The first summer migrants are always eagerly listened and looked for in April and one particular species I always go goose-pimply for is the Whitethroat, or 'Nettlecreeper' as it is known colloquially.
This morning I walked along Great Cressingham road at Little Cressingham with Whitethroat as my target species for the day.  At the Watton Brook bridge I was checking the large paddocks for migrants when I heard a short burst of a very familiar song.  Walking a little further north along the road I sat and waited and at about 0820 I heard "ved ved ved" the agitated call of my first Whitethroat of this year.  I didn't have to wait long before the bird entered into sub-song within cover, this suggesting this Whitethroat was newly arrived.  As the month draws on and birds settle down, they will enter into full song, with the Whitethroat this is a conspicuous affair as he will sit on a high perch in a hedge, or patch of scrub, delivering his loud scrathy song.  The song of the Whitethroat is often accompanied by a song-flight above its territory, I refer to this as a dance as it bounces along as if on a puppet string.
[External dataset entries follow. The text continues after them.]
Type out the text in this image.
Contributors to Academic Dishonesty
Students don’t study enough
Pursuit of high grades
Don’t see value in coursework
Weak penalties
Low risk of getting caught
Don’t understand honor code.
My Whitethroat today generally remained in cover, however, I did see it pass occasionally between hedges on either side of the road.
Whitethroat at Great Cressingham, Norfolk April 2014
Whitethroats arrive back in Britain from their African wintering grounds usually during the second or third week of April.  My personal earliest was seen on 12th April.  Untidy hedgerows and scrubby habitats such as Bramble scrub are favoured breeding sites of Whitethroats.

The Sahel in Africa.
The Sahel is a belt of land lying along the southern boundary of the Sahara Desert.  This region is some 620 miles wide and spans the continent east to west for some 3,360 miles.  The climate of the Sahel is semi-arid.
The Whitethroat I found this morning, as indeed with all Whitethroats and some other migratory species, winter in the Sahel before making their way north to spend the summer months with us.  In 1969 the Sahel suffered a significant drought problem, this severely impacted upon the numbers of Whitethroats returning to Britain the following spring.  It has taken until now for Whitethroats to recover in numbers, however, I do not think they are at the numbers of the pre-1969 Sahel drought.
I noticed this morning Shepherds checking their flock in nearby paddocks while I was watching the Whitethroat, it came upon me that this bird would have been close to and possibly seen by the nomadic farmers who live in the Sahel.  Not only does this little Warbler cross continents and experience various man-made and natural hazzards whilst undertaking the journey, it also passes through various cultures and climates......the miracle that is migration.